Before the International Academy of Television Arts & Sciences hands out the winged statuettes for the 2022 International Emmy Awards, they should preface the event by saying: Mission accomplished.

When the Academy held the inaugural International Emmys in 1973, the interest in, and market for, non-U.S. television was close to zero. This was the pre-cable, three-network world, and foreign programming, or diversity of any sort, was hard to find on the primetime schedules.

A half-century later, international shows are all over the proverbial dial. Thanks to the number of streaming services now offering foreign programming, American audiences can watch just about every one of this year’s nominees. Figures from Whip Media, a U.S. company that runs a platform for worldwide content licensing, show that the share of non-U.S. titles viewed in the country has more than doubled, from slightly less than 8 percent in 2018 to more than 16 percent in 2021.

“I credit Netflix’s [Spanish-language] Narcos [which debuted in 2015] for getting the U.S. audience to accept subtitles,” says James Durie, head of scripted at Cineflix Rights (he’s also a co-producer on the Apple TV+ Israeli spy drama Tehran — last year’s best drama winner at the International Emmys — and Irvine Welsh’s Crime, a Scottish procedural that picked up a best actor nomination this year for Dougray Scott). “Now we have channels like AMC+, PBS and Hulu that all buy foreign-language shows.”

Narcos: Mexico (best drama)

Narcos: Mexico (best drama)

Juan Rosas/Netflix © 2021

That demand has helped fuel a boom in production worldwide as global streamers double down on non-U.S. content.
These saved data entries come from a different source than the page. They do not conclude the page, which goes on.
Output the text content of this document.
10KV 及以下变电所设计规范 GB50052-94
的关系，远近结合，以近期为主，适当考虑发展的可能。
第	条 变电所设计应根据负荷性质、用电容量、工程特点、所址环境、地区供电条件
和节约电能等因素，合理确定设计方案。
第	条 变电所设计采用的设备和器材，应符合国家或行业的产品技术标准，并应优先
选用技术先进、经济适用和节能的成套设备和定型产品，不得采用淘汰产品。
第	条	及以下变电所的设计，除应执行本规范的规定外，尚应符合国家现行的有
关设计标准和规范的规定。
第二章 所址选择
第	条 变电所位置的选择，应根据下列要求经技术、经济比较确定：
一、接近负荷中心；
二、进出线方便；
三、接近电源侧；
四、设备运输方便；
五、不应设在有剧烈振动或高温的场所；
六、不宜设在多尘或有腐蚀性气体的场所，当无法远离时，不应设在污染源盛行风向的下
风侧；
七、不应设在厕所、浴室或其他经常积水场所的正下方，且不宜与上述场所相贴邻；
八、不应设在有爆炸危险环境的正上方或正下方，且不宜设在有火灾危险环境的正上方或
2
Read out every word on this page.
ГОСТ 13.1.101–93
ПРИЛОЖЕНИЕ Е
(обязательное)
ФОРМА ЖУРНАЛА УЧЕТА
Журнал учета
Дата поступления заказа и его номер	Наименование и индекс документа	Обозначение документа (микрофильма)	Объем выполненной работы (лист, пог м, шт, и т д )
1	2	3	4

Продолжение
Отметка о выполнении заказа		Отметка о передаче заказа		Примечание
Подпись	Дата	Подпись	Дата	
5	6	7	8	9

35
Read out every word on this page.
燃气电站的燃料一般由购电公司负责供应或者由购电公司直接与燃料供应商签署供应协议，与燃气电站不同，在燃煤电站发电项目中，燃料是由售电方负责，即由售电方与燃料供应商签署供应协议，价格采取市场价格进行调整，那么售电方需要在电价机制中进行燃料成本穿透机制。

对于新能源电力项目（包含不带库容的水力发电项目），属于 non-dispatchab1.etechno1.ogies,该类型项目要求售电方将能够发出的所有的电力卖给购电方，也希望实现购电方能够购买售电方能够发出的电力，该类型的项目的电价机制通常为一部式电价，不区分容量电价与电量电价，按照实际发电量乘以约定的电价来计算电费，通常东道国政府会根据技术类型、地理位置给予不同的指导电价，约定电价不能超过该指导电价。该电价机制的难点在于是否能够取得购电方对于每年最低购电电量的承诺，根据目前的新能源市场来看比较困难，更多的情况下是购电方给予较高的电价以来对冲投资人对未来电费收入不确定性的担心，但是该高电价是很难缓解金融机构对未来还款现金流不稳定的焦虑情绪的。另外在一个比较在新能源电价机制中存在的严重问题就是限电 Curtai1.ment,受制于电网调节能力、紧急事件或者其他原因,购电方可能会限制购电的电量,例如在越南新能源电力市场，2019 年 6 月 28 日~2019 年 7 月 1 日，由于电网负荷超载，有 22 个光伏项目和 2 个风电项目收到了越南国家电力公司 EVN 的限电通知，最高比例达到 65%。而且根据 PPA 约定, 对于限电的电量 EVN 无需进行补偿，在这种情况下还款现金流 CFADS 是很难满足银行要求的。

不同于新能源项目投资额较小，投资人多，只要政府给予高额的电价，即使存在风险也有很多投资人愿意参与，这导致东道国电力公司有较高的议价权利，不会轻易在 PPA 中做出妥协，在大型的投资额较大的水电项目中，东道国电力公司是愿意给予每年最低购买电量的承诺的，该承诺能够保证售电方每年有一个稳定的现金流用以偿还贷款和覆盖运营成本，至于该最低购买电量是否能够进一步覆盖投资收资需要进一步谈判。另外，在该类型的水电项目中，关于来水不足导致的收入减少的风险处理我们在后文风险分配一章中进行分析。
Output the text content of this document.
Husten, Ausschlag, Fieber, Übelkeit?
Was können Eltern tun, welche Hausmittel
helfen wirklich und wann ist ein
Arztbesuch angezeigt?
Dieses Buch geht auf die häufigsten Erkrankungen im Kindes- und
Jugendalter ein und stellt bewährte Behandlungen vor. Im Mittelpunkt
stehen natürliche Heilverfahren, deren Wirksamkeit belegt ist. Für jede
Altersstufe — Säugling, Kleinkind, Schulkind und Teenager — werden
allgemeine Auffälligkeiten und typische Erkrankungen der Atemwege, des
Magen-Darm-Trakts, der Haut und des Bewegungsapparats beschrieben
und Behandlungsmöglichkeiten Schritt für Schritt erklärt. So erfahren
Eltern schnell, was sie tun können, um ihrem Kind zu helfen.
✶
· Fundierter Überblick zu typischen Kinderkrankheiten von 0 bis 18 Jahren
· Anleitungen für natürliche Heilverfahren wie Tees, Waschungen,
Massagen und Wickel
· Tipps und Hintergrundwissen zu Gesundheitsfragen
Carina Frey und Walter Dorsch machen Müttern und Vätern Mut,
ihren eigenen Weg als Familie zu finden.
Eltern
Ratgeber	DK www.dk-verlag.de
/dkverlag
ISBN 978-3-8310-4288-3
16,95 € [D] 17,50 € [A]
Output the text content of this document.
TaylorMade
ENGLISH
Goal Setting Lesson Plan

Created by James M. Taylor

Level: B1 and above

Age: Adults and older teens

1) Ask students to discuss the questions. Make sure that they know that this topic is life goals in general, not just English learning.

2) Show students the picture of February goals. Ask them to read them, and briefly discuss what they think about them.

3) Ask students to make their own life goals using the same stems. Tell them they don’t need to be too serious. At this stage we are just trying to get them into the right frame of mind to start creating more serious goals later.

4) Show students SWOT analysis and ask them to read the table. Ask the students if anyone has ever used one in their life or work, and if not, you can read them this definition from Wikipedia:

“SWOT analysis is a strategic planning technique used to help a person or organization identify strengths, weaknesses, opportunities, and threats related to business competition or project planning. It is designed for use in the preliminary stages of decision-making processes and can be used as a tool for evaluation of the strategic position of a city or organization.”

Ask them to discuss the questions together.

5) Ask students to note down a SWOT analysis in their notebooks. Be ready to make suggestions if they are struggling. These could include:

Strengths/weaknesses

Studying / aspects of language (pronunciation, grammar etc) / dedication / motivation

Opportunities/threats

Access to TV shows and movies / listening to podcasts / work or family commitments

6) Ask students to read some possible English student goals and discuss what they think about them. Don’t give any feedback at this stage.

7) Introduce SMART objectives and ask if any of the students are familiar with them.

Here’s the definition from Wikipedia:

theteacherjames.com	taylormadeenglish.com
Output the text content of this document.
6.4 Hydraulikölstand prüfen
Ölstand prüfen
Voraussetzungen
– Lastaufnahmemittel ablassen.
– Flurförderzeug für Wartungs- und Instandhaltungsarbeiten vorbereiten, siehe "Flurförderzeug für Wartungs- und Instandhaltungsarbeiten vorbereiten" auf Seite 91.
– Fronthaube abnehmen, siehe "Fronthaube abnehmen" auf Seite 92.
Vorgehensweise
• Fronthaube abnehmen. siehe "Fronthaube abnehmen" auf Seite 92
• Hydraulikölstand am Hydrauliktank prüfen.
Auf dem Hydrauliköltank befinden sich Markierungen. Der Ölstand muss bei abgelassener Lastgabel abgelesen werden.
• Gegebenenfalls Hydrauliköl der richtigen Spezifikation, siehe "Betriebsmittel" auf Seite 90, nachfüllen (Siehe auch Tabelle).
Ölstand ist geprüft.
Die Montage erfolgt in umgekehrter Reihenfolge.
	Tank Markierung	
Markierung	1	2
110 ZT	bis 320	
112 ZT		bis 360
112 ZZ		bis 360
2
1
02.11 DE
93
Whip Media says that some 38 percent of new Netflix shows in development are in a language other than English. Nearly one-quarter of Disney+ content is non-English, and competitors Amazon and Apple also have increased their spending on local-language shows worldwide. (HBO, a global content champion, only recently drew back from international programming as part of companywide cost-cutting in the wake of the Warner Bros.-Discovery merger.)

All this is proof of concept for the International Emmys, which have always strived to celebrate and promote the best in small-screen entertainment outside the U.S. This year’s nominees come from 23 countries and range in genre from British kitchen-sink dramas (Acorn TV’s Help, starring Killing Eve‘s Jodie Comer), workplace comedies (the A24 co-produced Dreaming Whilst Black, from the BBC) and teen rom-coms (Netflix’s Sex Education) to French comedies (Canal+/Netflix’s On the Verge, starring Julie Delpy), Scandinavian LGBTQ+ period dramas (SVT’s A Royal Secret) and Filipino crime thrillers (HBO Max’s On the Job).

Dreaming Whilst Black (best comedy)

Dreaming Whilst Black (best comedy)

COURTESY OF A24/BBC

“When you look at the geographic spread, diversity and quality of our nominees, it becomes obvious that great television knows no borders,” notes International Academy president and CEO Bruce Paisner.

Help (up for best TV movie/miniseries)

Help (up for best TV movie/miniseries)

Acorn TV/The Forge/BBC / Courtesy Everett Collection

Nowhere is this clearer than in Asia, with original programming from South Korea and Japan enjoying unprecedented global success. South Korea is coming off a watershed year, with the worldwide smash Squid Game winning six Primetime Emmys and, according to streaming consultancy firm Parrot Analytics, taking the No. 1 spot as the most in-demand new series premiere in 2021. Parrot projects that if Netflix recommissions Squid Game for two more seasons — a second season was announced in June — the show could become the streamer’s most valuable title, potentially generating more than $2 billion in cumulative revenue by 2027.

The International Emmys this year will honor “Korean wave” pioneer Miky Lee, vice chairwoman of South Korean media giant CJ Group, with its 2022 Directorate Emmy Award. The event’s other big honor, the International Emmy Founders Award, will go to an all-American creator: Ava DuVernay. The writer-director-producer of Selma, 13th and When They See Us will be saluted for her life’s work, all of which, as Paisner notes, has been a “career-long effort to bolster women and people of color in entertainment and ensure inclusivity.”

Inclusivity and diversity will be writ large at the 2022 International Emmys, with nominees from five continents vying for the biggest prize in global TV.

“Internationally, the Emmys are that stamp of approval, that seal of quality,” says Durie. “They prove your show has broken through and is up there with the best in the world.”